Visitors centre, Skirðuklaustur
SKIRÐUKLAUSTUR (IS) - In eastern Iceland, close to the Vatnajökull National Park, a new visitors' centre has just opened its doors. As with many visitors' centres, the surrounding landscape was a source of inspiration for the building, which is constructed of local materials. In addition to a turf roof and walls of local stone, Arkís Architects have used Icelandic larch as a prominent design feature of the Snæfellsstofa visitors' centre.
This comes as something of a surprise, as you don't have to spend much time in Iceland to realize that it is a country barren of vegetation and the only trees around are those in people's backyards. The original forests, mostly birch, were cut down centuries ago, causing severe erosion. In order to stop this process, new trees are now being planted by Skógrækt Ríkisins, a government company.
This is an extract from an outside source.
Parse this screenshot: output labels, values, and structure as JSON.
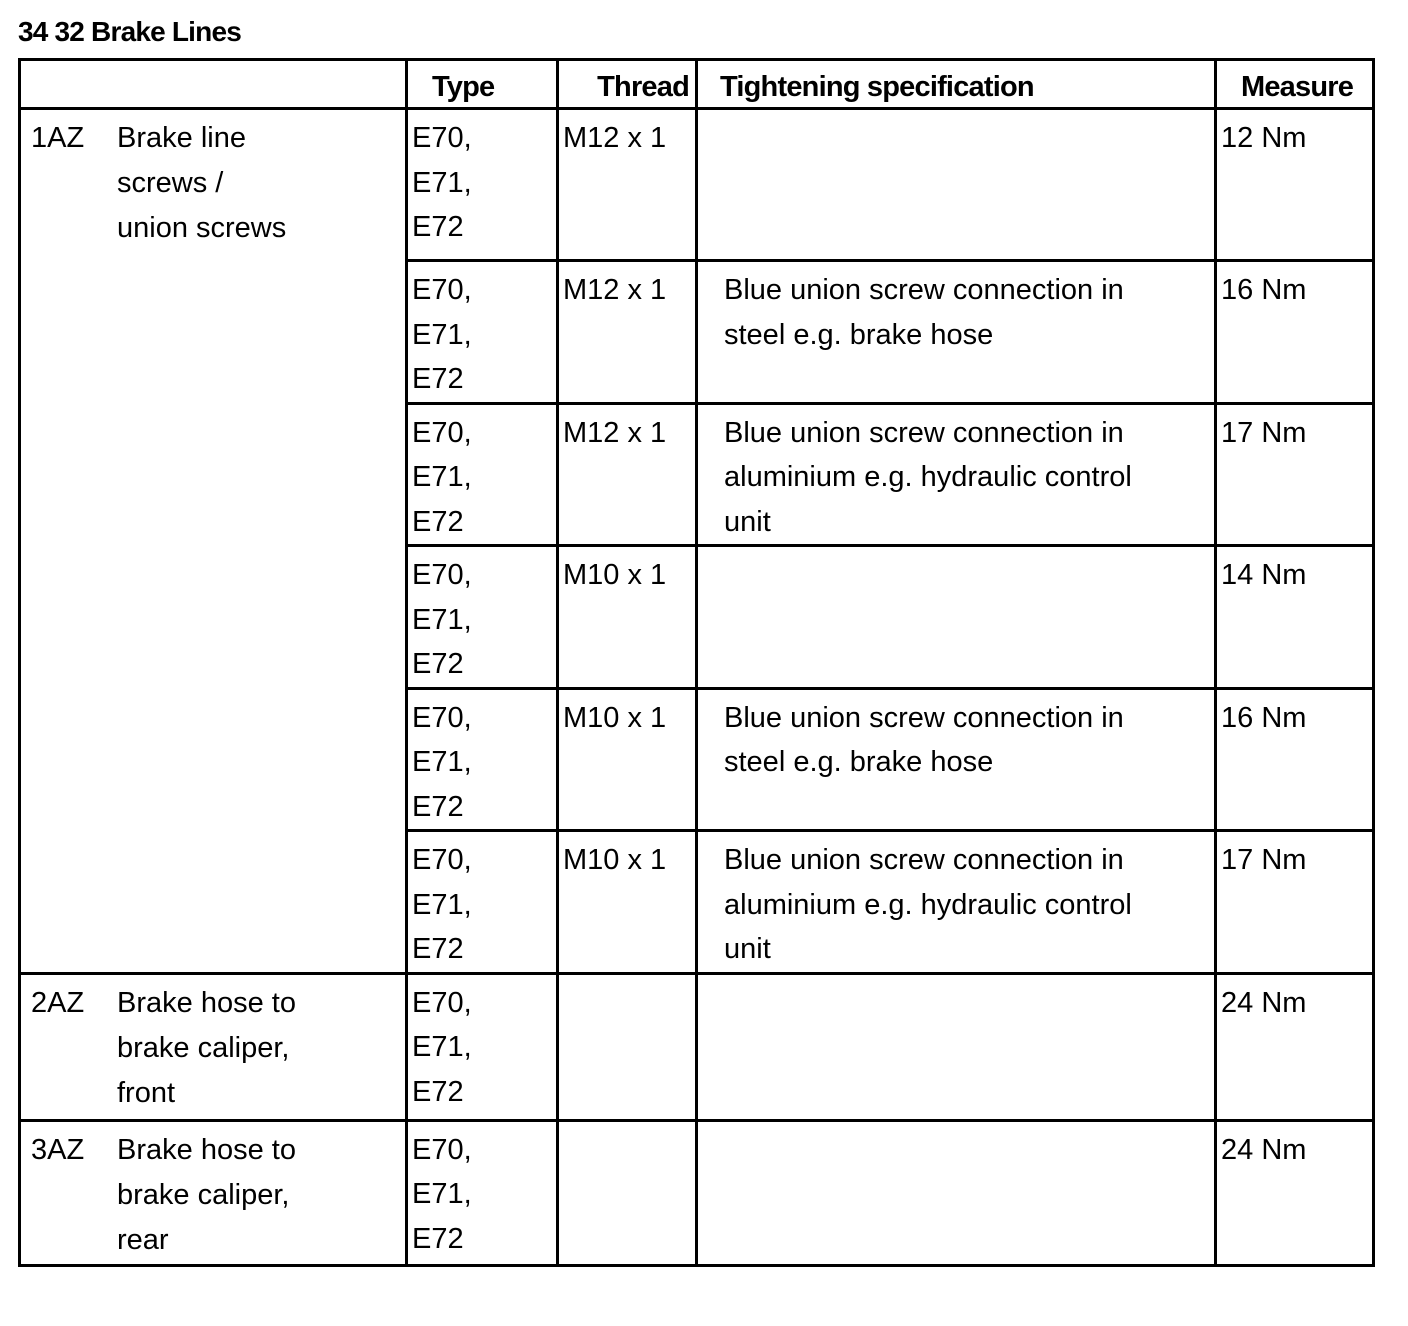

When Arkís approached the company about this particular project, they were told that they were 50 years too early, because that is how long it will take before entire buildings can be constructed out of wood grown in Iceland.
Many types of trees have been tested for Icelandic conditions, and those that have proven suitable are birch, larch and spruce. Those forests that can be found in the country consist mostly of larch, and they are located in the eastern part of the country. This made it logical for Arkís to use this wood in the visitors' centre.
As tree cultivation is at an early stage, Icelandic wood has to be used very consciously. At the moment, the trees are currently no higher than about two metres, which means that the local wood can only be used for elements such as wall panelling and terrace decking – just as in this project.